Baked Beans Mexican Style
Did you have baked beans for breakfast when you were a kid?
We were like some kind of Oliver Twist stage play growing up. Four children in a 6 year period and two working parents meant a sometimes chaotic wait for all things from food to to a hefty craving for attention. Mum was a teacher and in the morning she had to leave the house at the same time as us. There was no pandering to individual needs, if you put your undies on backwards you would probably be laughed at all day, cause weren’t -no -one- gonna- notice- before- you -left- home.
Breakfast was a rushed affair and usually consisted of a choice of porridge or a selection of new industrial revolution quick meals. May I present for example; Tinned sliced Mushrooms in a clear thickened broth of mushroom jus atop a bed of toast, or the very popular tinned Irish Lamb stew with potatoes a la “get your own bowl, I haven’t got time to serve you” or my favourite, baked beans- always a winner when dribbled down a white shirt before the roll call bell.
And such were our mornings. Stress levels would be elevated each time the vacuum cleaner made an appearance and we had to lift our buckle -ups as she mowed the carpet under the breakfast table. Mum had an unhealthy fear of being caught with a bit of fluff and some cornflakes on the carpet, and was compelled to clean the house before leaving for work. This was fuelled by Dad’s habit of dragging stray people home from work in the evening. Lord knows, as kids, we couldn’t understand the purpose of cleaning the house before work.
Once lunches were haphazardly thrown together – for we never ordered from the canteen, (please don’t get me started on that)- there’d be a lot of shouting, and although we did it every morning , we were surprised to be unceremoniously bundled into the car and arrowing our way towards school. Each morning Mum would listen to 2GB and a program that included a character called Sammy Sparrow. Little Sammy was a bird and he would come onto the radio with his little song that anounced it was 9 o’clock. Each and every time he annouced it was 9 o’clock we knew we were in trouble because 9 o’clck was roll call time and here we were still in our Mother’s car, far from the school gate. I have no idea how Mum’s students ever got their names called in the morning. Most fortunately I would be sustained from this stress by my belly full of warm baked beans.

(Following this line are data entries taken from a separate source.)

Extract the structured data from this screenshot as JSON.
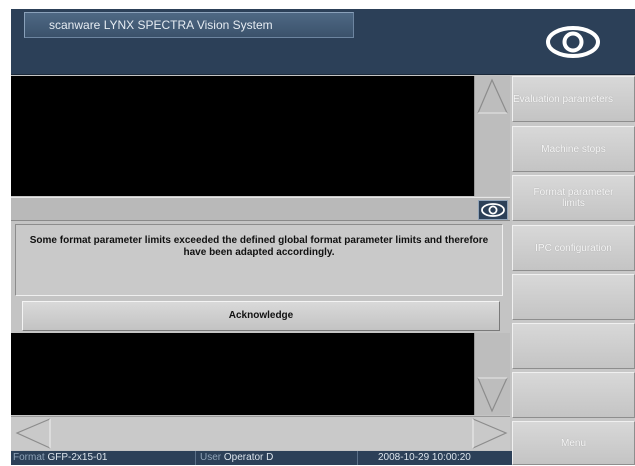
{
  "window": {
    "title": "scanware LYNX SPECTRA Vision System"
  },
  "message": {
    "text": "Some format parameter limits exceeded the defined global format parameter limits and therefore have been adapted accordingly."
  },
  "acknowledge_label": "Acknowledge",
  "status": {
    "format_label": "Format",
    "format_value": "GFP-2x15-01",
    "user_label": "User",
    "user_value": "Operator D",
    "datetime": "2008-10-29 10:00:20"
  },
  "sidebar": {
    "logo_icon": "eye-icon",
    "buttons": [
      {
        "label": "Evaluation parameters"
      },
      {
        "label": "Machine stops"
      },
      {
        "label": "Format parameter limits"
      },
      {
        "label": "IPC configuration"
      },
      {
        "label": ""
      },
      {
        "label": ""
      },
      {
        "label": ""
      },
      {
        "label": "Menu"
      }
    ]
  },
  "colors": {
    "header_blue": "#2c4058",
    "panel_gray": "#c4c4c4",
    "button_text": "#f7f7f7"
  }
}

This bean dish has a little bit of a spicy twist. There is more Mexican chorizo than beans, but you could reverse that. There’s is not much you could do wrong with it so improvise. I was inspired to make it after being given some Mexican Chorizo. If you have never had real Mexican Chorizo then you are definitely missing out. It is spicy and crumbly and can be added to anything that needs a big hit of flavour and texture. It’s no longer available here but you can find a recipe to make it . Here’s how to make here; www.honestcooking.com .
- 1 onion. chopped, small
- 40 ml olive oil
- 1 clove of garlic chopped
- 400 gm tomatoes, chopped, or one tin
- 2 teaspoons cumin, ground
- ¼ bunch coriander, chopped
- 250 gm cooked Mexican Chorizo (1 cup)
- 400 gm cannellini beans (1 x can drained)
- ½ teaspoon salt, fresh pepper
- 4 rashers bacon
- 4 poached eggs
- Heat a Medium pan with the olive oil and add the onion, garlic and cumin and saute till softened.
- Add the tomatoes and cook till simmering
- Add the coriander, chorizo and beans and simmer on low until simmering and well combined.
- Season with salt and pepper.
- Serve with crisped bacon and poached eggs.